Intracellular biochemical pathways to longevity
By Katherine Shagoury
We’re all going to grow old, and there’s nothing we can do about that, said Robert Rountree, MD, at the 2019 Integrative Healthcare Symposium in New York City. But there are ways that we can change the course of that condition.
The maximum human life span is 122 years, with the most recent average life expectancy in the U.S. at 78 years. According to the United Nation’s Population Division, the median age will increase from 26 to 36 by the year 2050, and the number of people older than 60 will triple.
With increasing aging populations comes many challenges, Rountree said. If more people are living past their 100th birthdays, the key question, he says, is will these people be living well or just living longer?

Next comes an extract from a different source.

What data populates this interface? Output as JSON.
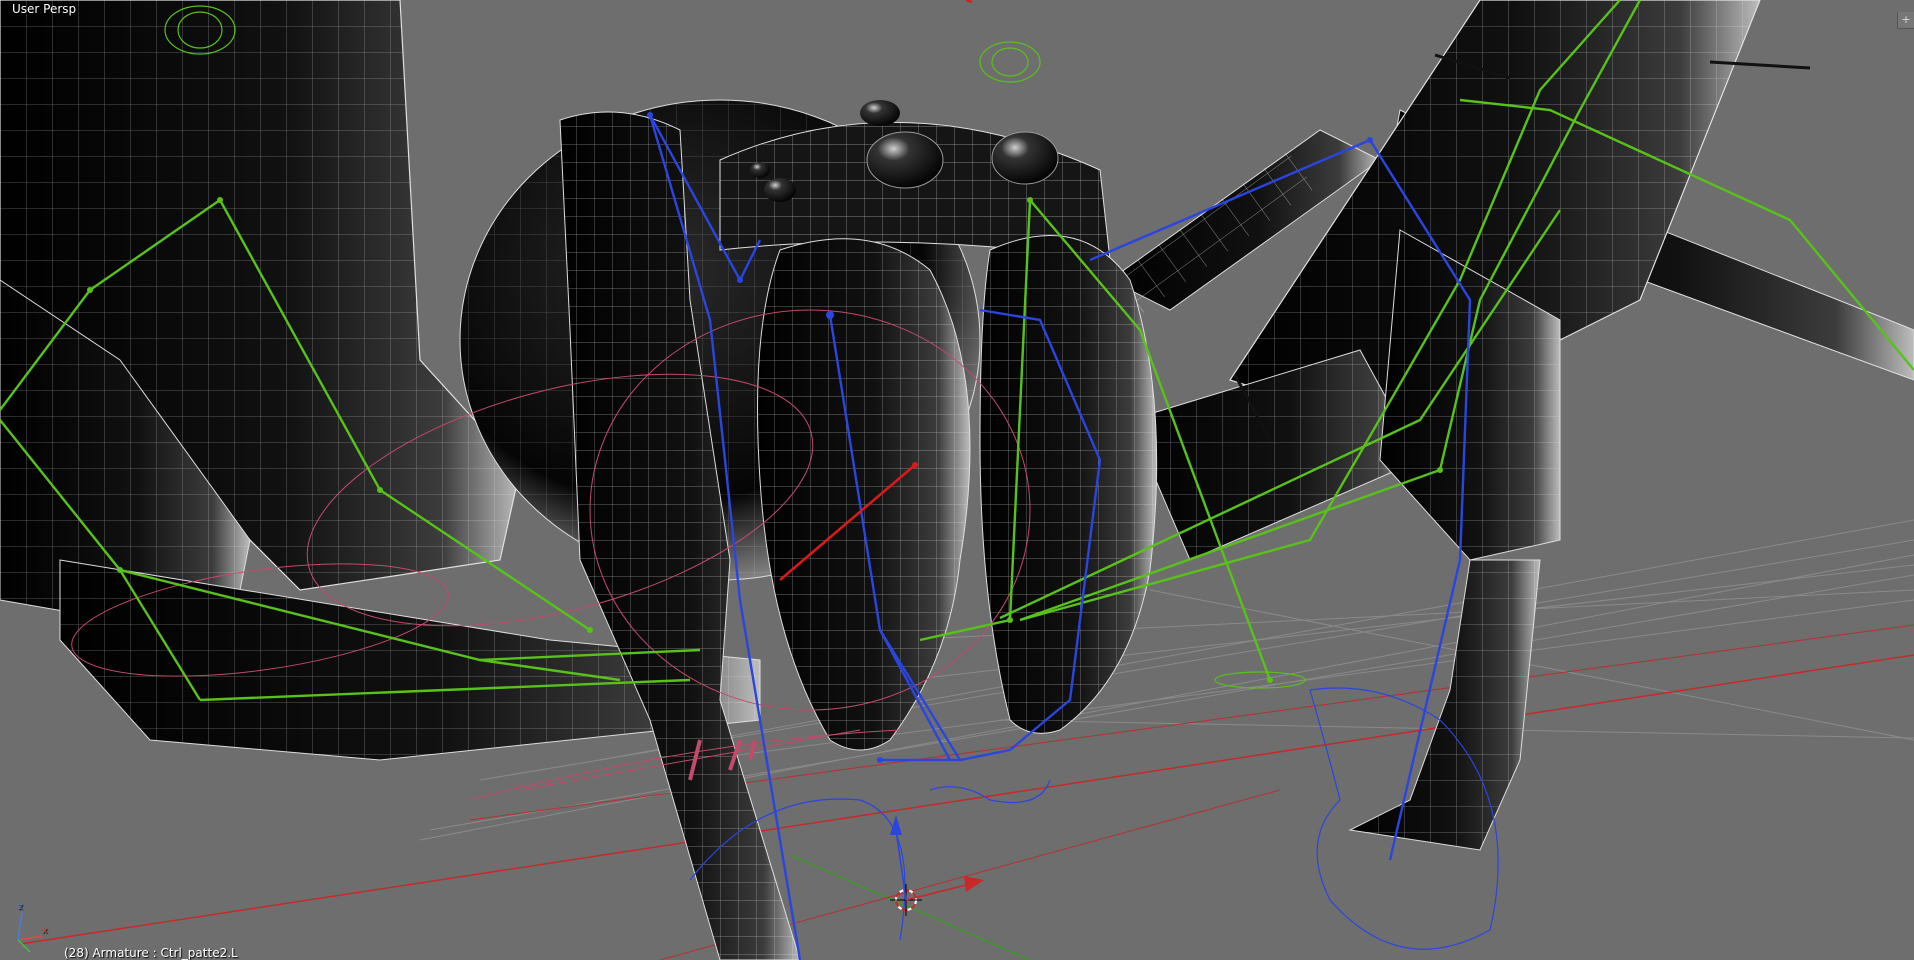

A pessimist might say an increase in average lifespan will be accompanied by an increased burden of age-associated diseases. Physical dysfunction and incapacity to respond to stresses become more prevalent toward the end of life, Rountree said.
However, Rountree said he prefers an optimist’s view—physiological and psychological markers of aging are modifiable with a few primary prevention measures, such as stopping smoking, reducing body mass index (BMI) and regular exercise. These measures, Rountree said, can reduce lifetime disability.
A major question is whether interventions can be created that enhance lifespan as well as increase lifespan, Rountree said. How can we help people age well?
This opens the door to treating aging as a disease, Rountree said. There are four key physiological pathways associating with accelerating aging:
- Telomere attrition
- Oxidative stress
- NFKB or “Inflammaging”
- mTOR
As we age and cells divide over time, telomeres shorten and eventually cell division stops, said Rountree. Several risk factors contribute to this aging process:
- Chronic stress, anxiety, or depression
- Chronic insomnia or sleep deprivation
- Lack of social support from family and friends
- Sedentary lifestyle
- Processed foods and sweetened beverages
- Oxidative stress from cigarette smoke, air pollution, etc.
- Chronic toxin exposure from pesticides and other chemical toxins
But how do we address this? Rountree offers several factors associated with longer telomeres, which include:
- Regular exercise
- Good social support
- Meditation
- Low stress
- Good quality sleep
- Omega-3 fatty acids
- Multivitamins
- Vitamin D
- Green tea
Free radicals damage also plays a major role in aging, Rountree said. However, this is fairly simple to address with exercise. Exercise-induced oxidative stress ameliorates insulin resistance, he said, and causes an adaptive response promoting endogenous antioxidant defense capacity. Supplementation with antioxidants may preclude these health-promoting effects, Rountree said.
Inflammation may predict successful aging more so than telomere length, Rountree said. The key, he said, is to reduce consumption of inflammatory foods, including processed sugars and carbohydrates and fast food. Foods like turmeric can calm inflammation and stimulate circulation, Rountree said.
Lastly, Mechanistic Target of Rapamycin (mTOR), a major nutrient sensor that regulates cellular growth, development, proliferation, metabolism. Studies are showing aging and age-related disease are a result of chronic mTOR upregulation, which signals for growth and development, even when it’s not needed, Rountree said. This can lead to cancer, obesity, neurodegenerative diseases, and autoimmune diseases.
Though this is still new in the research landscape, Rountree said mTOR inhibition may improve immune function in elderly patients. Some research shows potential of calorie restriction, either chronic or intermittent fasting, as well as amino acid restriction and a ketogenic lifestyle. These are all possibilities for improving the aging process, Rountree said.
While Rountree said he does not claim to have the fountain of youth, he said the medical community is extensively researching the aging process and how to help people live well. He offered these potential strategies for life extension:
- Daily meditation
- Active social network
- Regular exercise, including high intensity interval training plus resistance training
- Dietary strategies, including calorie restriction, time-restricting feeding, intermittent fasting or a fasting-mimicking diet, and a ketogenic diet
- Hormone replacement
“There are so many ideas cooking,” Rountree said. “Age management has changed significantly, and while we’re still focused more on questions than answers, the top researchers are working to continue this progress.”